Não há estudos clínicos em andamento que permitam estabelecer uma conexão entre a administração da vacina e a remissão de sintomas em caso de covid-19 persistente. O porta-voz para questões de covid-19 da Sociedade Espanhola de Clínicos Gerais e de Família (SEMG), Lorenzo Armenteros, sabe da existência de casos como o de Moreno, mas “são dados muito informais, que procedem de pesquisas entre os afetados”, detalha. Sobre o papel da vacina, Armenteros diz que uma das teorias aponta que, ao aumentar a imunidade inata, “eliminaria os restos do vírus, mas não temos certezas”. A SEMG lançará em alguns dias uma pesquisa entre as pessoas com covid-19 de longa duração que já foram vacinadas.

A coordenadora do coletivo covid de Madri, Beatriz Fernández, confirma a existência de casos de melhoria.
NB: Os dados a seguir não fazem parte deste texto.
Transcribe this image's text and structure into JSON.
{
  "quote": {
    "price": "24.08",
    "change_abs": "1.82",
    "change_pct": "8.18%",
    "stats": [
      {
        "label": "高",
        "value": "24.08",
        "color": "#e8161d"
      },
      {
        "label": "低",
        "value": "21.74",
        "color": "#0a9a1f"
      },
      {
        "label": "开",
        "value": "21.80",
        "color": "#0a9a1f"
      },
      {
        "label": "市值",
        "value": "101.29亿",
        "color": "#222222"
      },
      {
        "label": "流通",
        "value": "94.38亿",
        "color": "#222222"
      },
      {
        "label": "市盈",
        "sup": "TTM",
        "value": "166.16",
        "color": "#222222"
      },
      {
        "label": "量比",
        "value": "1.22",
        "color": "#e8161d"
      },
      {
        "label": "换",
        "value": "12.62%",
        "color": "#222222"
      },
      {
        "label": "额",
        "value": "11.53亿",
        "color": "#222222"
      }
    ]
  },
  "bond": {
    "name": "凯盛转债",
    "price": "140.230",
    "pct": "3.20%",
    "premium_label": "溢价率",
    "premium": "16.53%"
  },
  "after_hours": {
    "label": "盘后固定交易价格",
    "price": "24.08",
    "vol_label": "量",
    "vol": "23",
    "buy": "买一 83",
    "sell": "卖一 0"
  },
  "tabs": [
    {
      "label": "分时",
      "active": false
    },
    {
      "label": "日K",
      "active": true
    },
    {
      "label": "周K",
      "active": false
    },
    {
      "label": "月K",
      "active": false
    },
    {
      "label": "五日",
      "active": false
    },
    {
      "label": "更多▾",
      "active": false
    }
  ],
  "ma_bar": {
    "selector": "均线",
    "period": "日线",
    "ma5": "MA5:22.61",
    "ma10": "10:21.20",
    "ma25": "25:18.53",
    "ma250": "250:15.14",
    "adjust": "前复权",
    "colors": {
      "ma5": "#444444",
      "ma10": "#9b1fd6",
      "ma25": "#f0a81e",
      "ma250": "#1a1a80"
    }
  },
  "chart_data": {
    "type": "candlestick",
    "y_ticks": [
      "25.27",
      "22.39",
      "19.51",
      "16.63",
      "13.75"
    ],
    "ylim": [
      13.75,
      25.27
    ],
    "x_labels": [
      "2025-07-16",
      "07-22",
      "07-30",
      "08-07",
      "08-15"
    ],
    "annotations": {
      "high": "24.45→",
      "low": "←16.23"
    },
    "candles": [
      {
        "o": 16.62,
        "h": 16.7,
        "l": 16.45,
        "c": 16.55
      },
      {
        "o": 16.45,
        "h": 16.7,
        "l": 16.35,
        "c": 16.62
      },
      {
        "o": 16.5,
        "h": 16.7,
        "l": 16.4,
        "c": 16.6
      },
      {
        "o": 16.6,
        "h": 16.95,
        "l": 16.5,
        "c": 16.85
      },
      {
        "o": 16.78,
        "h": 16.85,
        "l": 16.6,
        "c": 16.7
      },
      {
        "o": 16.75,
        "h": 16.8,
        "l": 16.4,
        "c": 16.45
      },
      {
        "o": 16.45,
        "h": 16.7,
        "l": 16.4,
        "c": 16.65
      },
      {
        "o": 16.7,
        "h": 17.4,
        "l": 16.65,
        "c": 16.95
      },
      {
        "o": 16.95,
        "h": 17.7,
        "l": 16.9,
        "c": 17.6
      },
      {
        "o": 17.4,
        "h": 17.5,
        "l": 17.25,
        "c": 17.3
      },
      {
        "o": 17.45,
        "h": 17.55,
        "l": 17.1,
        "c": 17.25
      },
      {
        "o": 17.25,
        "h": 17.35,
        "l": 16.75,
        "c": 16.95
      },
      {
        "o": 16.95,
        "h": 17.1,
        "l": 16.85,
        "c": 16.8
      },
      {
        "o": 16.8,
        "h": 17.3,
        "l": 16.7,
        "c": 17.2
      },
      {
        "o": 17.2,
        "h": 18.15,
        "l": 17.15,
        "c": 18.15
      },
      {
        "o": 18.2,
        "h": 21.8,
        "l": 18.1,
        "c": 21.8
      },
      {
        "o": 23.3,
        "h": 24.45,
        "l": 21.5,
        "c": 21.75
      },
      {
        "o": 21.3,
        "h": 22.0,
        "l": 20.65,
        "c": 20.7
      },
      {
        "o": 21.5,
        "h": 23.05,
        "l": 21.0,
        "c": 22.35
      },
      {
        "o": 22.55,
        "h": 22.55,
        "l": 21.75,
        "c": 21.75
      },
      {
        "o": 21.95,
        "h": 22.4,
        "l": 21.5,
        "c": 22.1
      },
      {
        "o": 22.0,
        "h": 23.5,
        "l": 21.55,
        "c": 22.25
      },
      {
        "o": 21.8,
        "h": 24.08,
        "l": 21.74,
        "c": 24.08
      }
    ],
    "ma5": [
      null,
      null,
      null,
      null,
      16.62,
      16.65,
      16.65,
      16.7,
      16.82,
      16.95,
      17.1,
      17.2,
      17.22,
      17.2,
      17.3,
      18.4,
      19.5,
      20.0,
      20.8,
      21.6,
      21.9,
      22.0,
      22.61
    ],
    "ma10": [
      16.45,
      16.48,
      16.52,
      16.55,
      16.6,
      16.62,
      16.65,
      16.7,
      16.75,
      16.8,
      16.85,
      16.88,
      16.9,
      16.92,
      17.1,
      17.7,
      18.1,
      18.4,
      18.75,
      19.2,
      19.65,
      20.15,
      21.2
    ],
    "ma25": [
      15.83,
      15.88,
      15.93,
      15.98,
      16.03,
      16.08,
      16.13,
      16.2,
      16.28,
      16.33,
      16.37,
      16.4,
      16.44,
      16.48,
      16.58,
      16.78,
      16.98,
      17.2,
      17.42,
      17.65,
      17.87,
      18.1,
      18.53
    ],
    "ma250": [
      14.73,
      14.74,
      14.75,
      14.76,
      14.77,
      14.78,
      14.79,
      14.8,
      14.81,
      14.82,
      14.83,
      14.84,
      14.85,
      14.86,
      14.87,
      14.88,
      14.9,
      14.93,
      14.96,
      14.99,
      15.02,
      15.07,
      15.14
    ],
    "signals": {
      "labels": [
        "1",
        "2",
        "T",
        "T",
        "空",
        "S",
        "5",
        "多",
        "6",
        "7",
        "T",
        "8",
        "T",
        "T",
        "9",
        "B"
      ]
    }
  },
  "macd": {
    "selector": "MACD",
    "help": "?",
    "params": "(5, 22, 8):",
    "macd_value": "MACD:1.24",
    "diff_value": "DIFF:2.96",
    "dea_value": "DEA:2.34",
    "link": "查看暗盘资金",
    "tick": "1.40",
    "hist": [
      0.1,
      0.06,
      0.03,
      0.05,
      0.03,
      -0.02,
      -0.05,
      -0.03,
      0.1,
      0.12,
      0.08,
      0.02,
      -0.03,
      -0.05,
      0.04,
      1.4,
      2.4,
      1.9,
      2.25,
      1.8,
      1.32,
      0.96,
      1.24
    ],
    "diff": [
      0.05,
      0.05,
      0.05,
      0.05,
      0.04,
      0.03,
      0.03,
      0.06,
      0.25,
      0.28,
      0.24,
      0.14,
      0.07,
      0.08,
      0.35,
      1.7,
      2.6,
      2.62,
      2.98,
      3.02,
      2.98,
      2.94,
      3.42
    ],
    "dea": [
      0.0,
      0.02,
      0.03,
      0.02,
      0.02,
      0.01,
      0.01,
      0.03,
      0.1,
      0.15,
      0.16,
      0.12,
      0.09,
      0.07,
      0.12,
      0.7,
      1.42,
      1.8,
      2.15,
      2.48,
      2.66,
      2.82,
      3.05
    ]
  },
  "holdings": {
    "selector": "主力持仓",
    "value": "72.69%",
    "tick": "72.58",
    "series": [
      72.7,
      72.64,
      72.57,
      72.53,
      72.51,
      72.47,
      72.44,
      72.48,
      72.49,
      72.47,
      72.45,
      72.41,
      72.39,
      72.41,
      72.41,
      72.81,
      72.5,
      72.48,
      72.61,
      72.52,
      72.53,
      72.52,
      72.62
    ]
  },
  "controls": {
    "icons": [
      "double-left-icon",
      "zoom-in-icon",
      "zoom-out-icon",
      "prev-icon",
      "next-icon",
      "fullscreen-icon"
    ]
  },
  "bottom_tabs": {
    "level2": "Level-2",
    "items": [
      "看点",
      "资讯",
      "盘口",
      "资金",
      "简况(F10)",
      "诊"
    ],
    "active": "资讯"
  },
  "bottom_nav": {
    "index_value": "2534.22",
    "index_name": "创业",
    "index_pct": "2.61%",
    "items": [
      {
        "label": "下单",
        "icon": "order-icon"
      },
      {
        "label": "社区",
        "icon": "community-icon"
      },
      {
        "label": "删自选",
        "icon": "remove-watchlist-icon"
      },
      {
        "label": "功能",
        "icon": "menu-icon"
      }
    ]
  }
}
Mas a amostra é necessariamente pequena. Na Espanha só foram vacinados com duas doses os maiores de 80 anos e os profissionais sanitários, e “o perfil dos afetados [pela persistência] é o de população jovem, entre 30 e 55 anos”, recorda a também porta-voz da LongCovid ACTS, uma plataforma que agrupa pacientes com covid persistente em toda a Espanha. “Solicitamos que se investigue o papel curativo das vacinas”, diz. E, se for confirmado, recorda que a maioria das pessoas afetadas não é de profissionais sociossanitários, razão pela qual elas estão “no final da fila” para serem vacinadas.